なぜなら俺は、失恋した今も、シナリオを描いた昨日も、1年前入学式で出会ったときからずっと変わらず、この相手のことが好きだったからだ。
「八舞、さん?」
「うん。そう、私」
「どうしたの? それに俺、番号教えたっけ?」
「助けてくれたことと勉強を教えてくれたこと、ちゃんとお礼が言いたくて。これから茂手くんの家に改めてお礼に行きたいと思って予定確認のために電話したの。電話番号はクラスの連絡網があるでしょ? 私クラス委員だから、何かあったときのために、全員の家の番号を登録しているのよ」
そういえばそんあもんあったな!
個人情報保護が叫ばれるこのご時世、ほとんどの学校で廃れて久しいそんな文化が、俺の学校ではなぜか残っていたっけ!
『キズナ、涙を拭け! 画面を見ろ! 戦いは……俺の運命を取り戻す決戦の舞台は、まだ終わってなかったかもしれない!』
『……えっ?』
感情が切り替わったとわかる声が、頭の中に響き渡った。
もう絆は泣いていない。
仲間の復帰を確信した俺は再び戦いの舞台へと上がる。
「そうだったのか。お礼なんて別にいいのに。誰かが困っていたら助けるのが当然だと俺は思ってるから」
家にまで来てわざわざお礼を言われるようなことはしていない――と的確に、俺という人間をアピールする。
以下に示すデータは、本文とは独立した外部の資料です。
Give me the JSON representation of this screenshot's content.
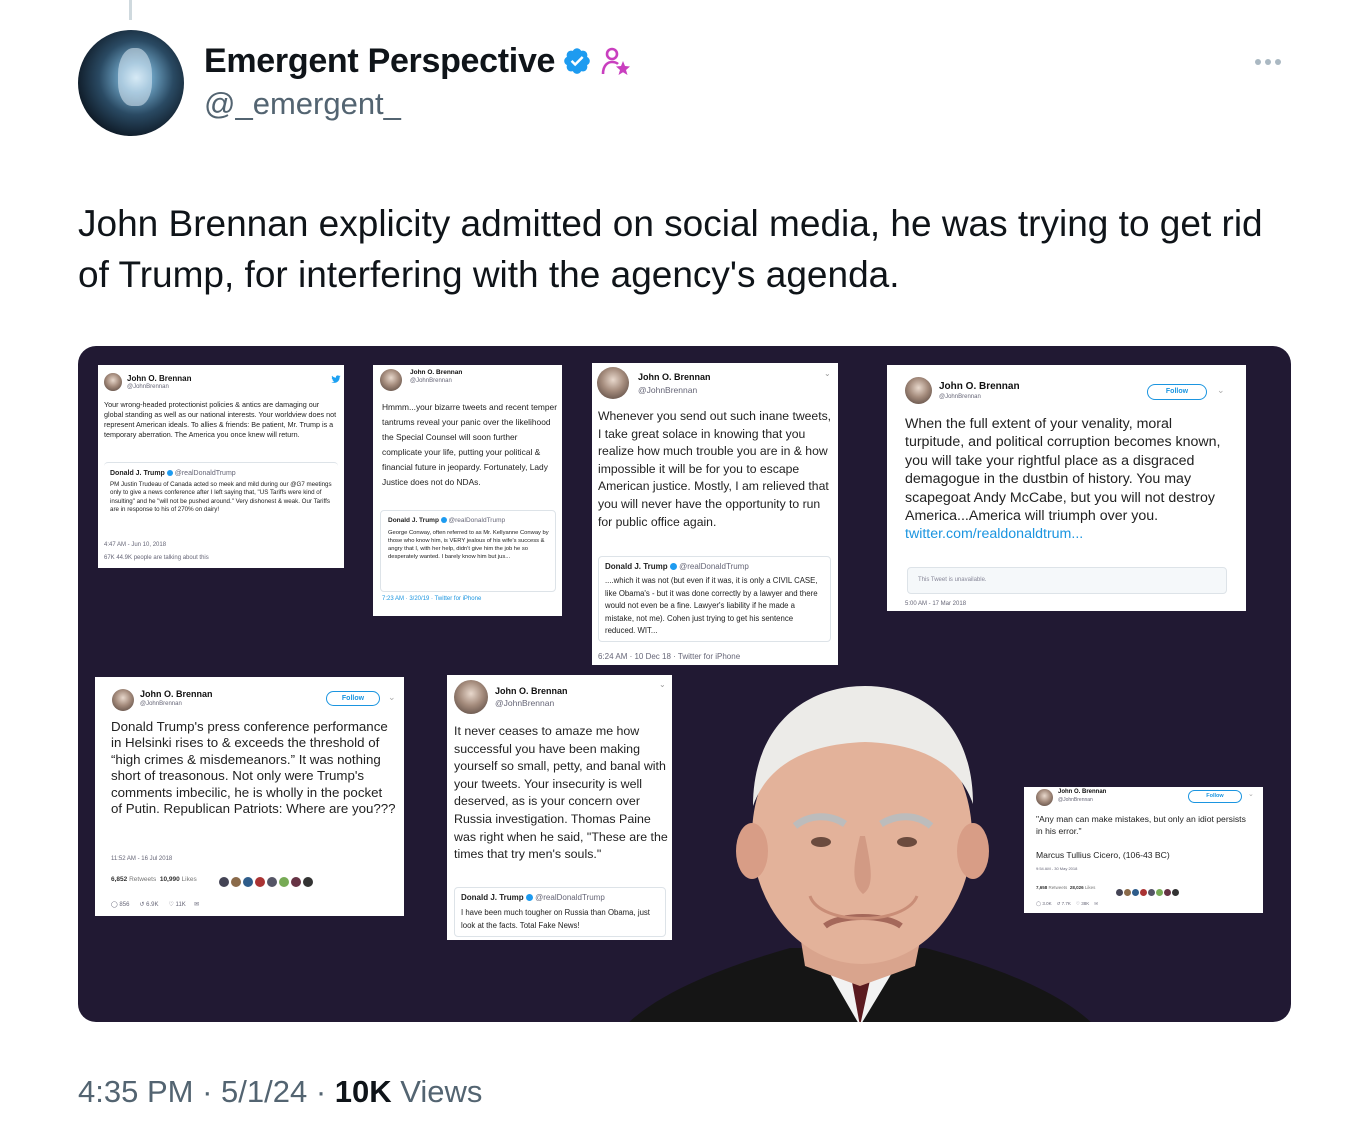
{
  "author": {
    "name": "Emergent Perspective",
    "handle": "@_emergent_"
  },
  "tweet": {
    "text": "John Brennan explicity admitted on social media, he was trying to get rid of Trump, for interfering with the agency's agenda."
  },
  "media_cards": [
    {
      "name": "John O. Brennan",
      "handle": "@JohnBrennan",
      "body": "Your wrong-headed protectionist policies & antics are damaging our global standing as well as our national interests. Your worldview does not represent American ideals. To allies & friends: Be patient, Mr. Trump is a temporary aberration. The America you once knew will return.",
      "quote_name": "Donald J. Trump",
      "quote_handle": "@realDonaldTrump",
      "quote_body": "PM Justin Trudeau of Canada acted so meek and mild during our @G7 meetings only to give a news conference after I left saying that, \"US Tariffs were kind of insulting\" and he \"will not be pushed around.\" Very dishonest & weak. Our Tariffs are in response to his of 270% on dairy!",
      "time": "4:47 AM - Jun 10, 2018",
      "stats": "67K   44.9K people are talking about this"
    },
    {
      "name": "John O. Brennan",
      "handle": "@JohnBrennan",
      "body": "Hmmm...your bizarre tweets and recent temper tantrums reveal your panic over the likelihood the Special Counsel will soon further complicate your life, putting your political & financial future in jeopardy. Fortunately, Lady Justice does not do NDAs.",
      "quote_name": "Donald J. Trump",
      "quote_handle": "@realDonaldTrump",
      "quote_body": "George Conway, often referred to as Mr. Kellyanne Conway by those who know him, is VERY jealous of his wife's success & angry that I, with her help, didn't give him the job he so desperately wanted. I barely know him but jus...",
      "time": "7:23 AM · 3/20/19 · Twitter for iPhone"
    },
    {
      "name": "John O. Brennan",
      "handle": "@JohnBrennan",
      "body": "Whenever you send out such inane tweets, I take great solace in knowing that you realize how much trouble you are in & how impossible it will be for you to escape American justice. Mostly, I am relieved that you will never have the opportunity to run for public office again.",
      "quote_name": "Donald J. Trump",
      "quote_handle": "@realDonaldTrump",
      "quote_body": "....which it was not (but even if it was, it is only a CIVIL CASE, like Obama's - but it was done correctly by a lawyer and there would not even be a fine. Lawyer's liability if he made a mistake, not me). Cohen just trying to get his sentence reduced. WIT...",
      "time": "6:24 AM · 10 Dec 18 · Twitter for iPhone"
    },
    {
      "name": "John O. Brennan",
      "handle": "@JohnBrennan",
      "follow": "Follow",
      "body": "When the full extent of your venality, moral turpitude, and political corruption becomes known, you will take your rightful place as a disgraced demagogue in the dustbin of history. You may scapegoat Andy McCabe, but you will not destroy America...America will triumph over you.",
      "link": "twitter.com/realdonaldtrum...",
      "unavailable": "This Tweet is unavailable.",
      "time": "5:00 AM - 17 Mar 2018"
    },
    {
      "name": "John O. Brennan",
      "handle": "@JohnBrennan",
      "follow": "Follow",
      "body": "Donald Trump's press conference performance in Helsinki rises to & exceeds the threshold of “high crimes & misdemeanors.” It was nothing short of treasonous. Not only were Trump's comments imbecilic, he is wholly in the pocket of Putin. Republican Patriots: Where are you???",
      "time": "11:52 AM - 16 Jul 2018",
      "retweets": "6,852",
      "retweets_label": "Retweets",
      "likes": "10,990",
      "likes_label": "Likes",
      "actions": [
        "856",
        "6.9K",
        "11K"
      ]
    },
    {
      "name": "John O. Brennan",
      "handle": "@JohnBrennan",
      "body": "It never ceases to amaze me how successful you have been making yourself so small, petty, and banal with your tweets. Your insecurity is well deserved, as is your concern over Russia investigation. Thomas Paine was right when he said, \"These are the times that try men's souls.\"",
      "quote_name": "Donald J. Trump",
      "quote_handle": "@realDonaldTrump",
      "quote_body": "I have been much tougher on Russia than Obama, just look at the facts. Total Fake News!"
    },
    {
      "name": "John O. Brennan",
      "handle": "@JohnBrennan",
      "follow": "Follow",
      "body": "\"Any man can make mistakes, but only an idiot persists in his error.\"",
      "body2": "Marcus Tullius Cicero, (106-43 BC)",
      "time": "9:54 AM - 30 May 2018",
      "retweets": "7,658",
      "retweets_label": "Retweets",
      "likes": "28,026",
      "likes_label": "Likes",
      "actions": [
        "3.0K",
        "7.7K",
        "38K"
      ]
    }
  ],
  "footer": {
    "time": "4:35 PM",
    "sep1": " · ",
    "date": "5/1/24",
    "sep2": " · ",
    "views_count": "10K",
    "views_label": " Views"
  },
  "colors": {
    "media_background": "#211933",
    "verified_blue": "#1d9bf0",
    "affiliate_pink": "#c93fbf",
    "secondary_text": "#536471"
  },
  "icons": [
    "verified-badge-icon",
    "affiliate-person-icon",
    "more-options-icon",
    "twitter-bird-icon",
    "heart-icon",
    "reply-icon",
    "retweet-icon",
    "chevron-down-icon"
  ]
}
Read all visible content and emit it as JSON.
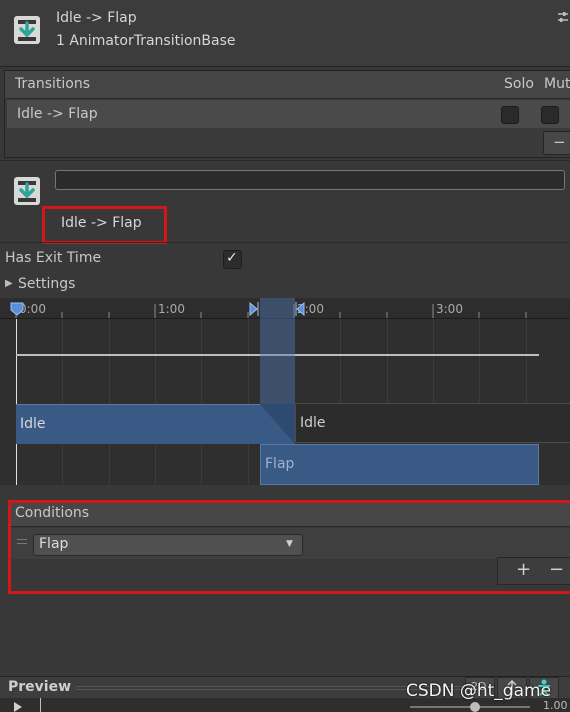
{
  "header": {
    "title": "Idle -> Flap",
    "subtitle": "1 AnimatorTransitionBase",
    "transition_icon": "transition-arrow-icon",
    "settings_icon": "sliders-icon"
  },
  "transitions": {
    "header_label": "Transitions",
    "solo_label": "Solo",
    "mute_label": "Mut",
    "rows": [
      {
        "label": "Idle -> Flap",
        "solo": false,
        "mute": false
      }
    ],
    "remove_label": "−"
  },
  "selected": {
    "name_field_value": "",
    "label": "Idle -> Flap"
  },
  "has_exit_time": {
    "label": "Has Exit Time",
    "checked": true,
    "check_glyph": "✓"
  },
  "settings": {
    "label": "Settings",
    "expanded": false,
    "arrow_glyph": "▶"
  },
  "timeline": {
    "ticks": [
      "0:00",
      "1:00",
      "2:00",
      "3:00"
    ],
    "source_state": "Idle",
    "target_state_top": "Idle",
    "target_state": "Flap"
  },
  "conditions": {
    "header_label": "Conditions",
    "rows": [
      {
        "parameter": "Flap"
      }
    ],
    "dropdown_arrow": "▼",
    "add_label": "+",
    "remove_label": "−"
  },
  "preview": {
    "label": "Preview",
    "mode_2d": "2D",
    "speed": "1.00"
  },
  "watermark": "CSDN @ht_game",
  "colors": {
    "highlight_red": "#d01818",
    "transition_blue": "#3a5a86",
    "panel_bg": "#383838"
  }
}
この一言で、きっと彼女の中での俺の評価がわずかだが上がったに違いない。
『このまま五分に戻してやる!』
俺は更なる攻勢に打って出る。
「っつーわけで改めてお礼なんてしなくていいよ。やって当然のことだし、助けたときも教えたときも、『ありがとう』って言ってくれただろ?」
『太陽! 今のセリフで彼女の好感度が最大値を振り切った! 運命も意味不明な文章から徐々にまとまり始めている! こんなこと……あるの?』
キズナから上がる報告で、俺の繰り出した口撃の効果を確認する。
効果はバツグンだ!
あと一息!
「俺には……それだけで十分だよ」
届いた……かな?
ドキドキしながらキズナからの報告を待つ。
『太陽! 運命が! 運命が確定した! お前の、お前たち二人の運命が!』
成功か……それとも失敗か?
俺の運命は、どっちに転んだのか?
「……あのね、茂手くん。ううん、太陽……くん」
興奮気味なキズナからの報告とリンクする形で、八舞さんが小さく、掻き消えそうな、しかし己の中の勇気を振り絞り凝縮した声で、
「私……八舞真奈は、あなたのことが……………………好きです」
運命の戦いの終了を告げた。
想像していたよりも大分早く、俺たち側の勝利という最高の形で。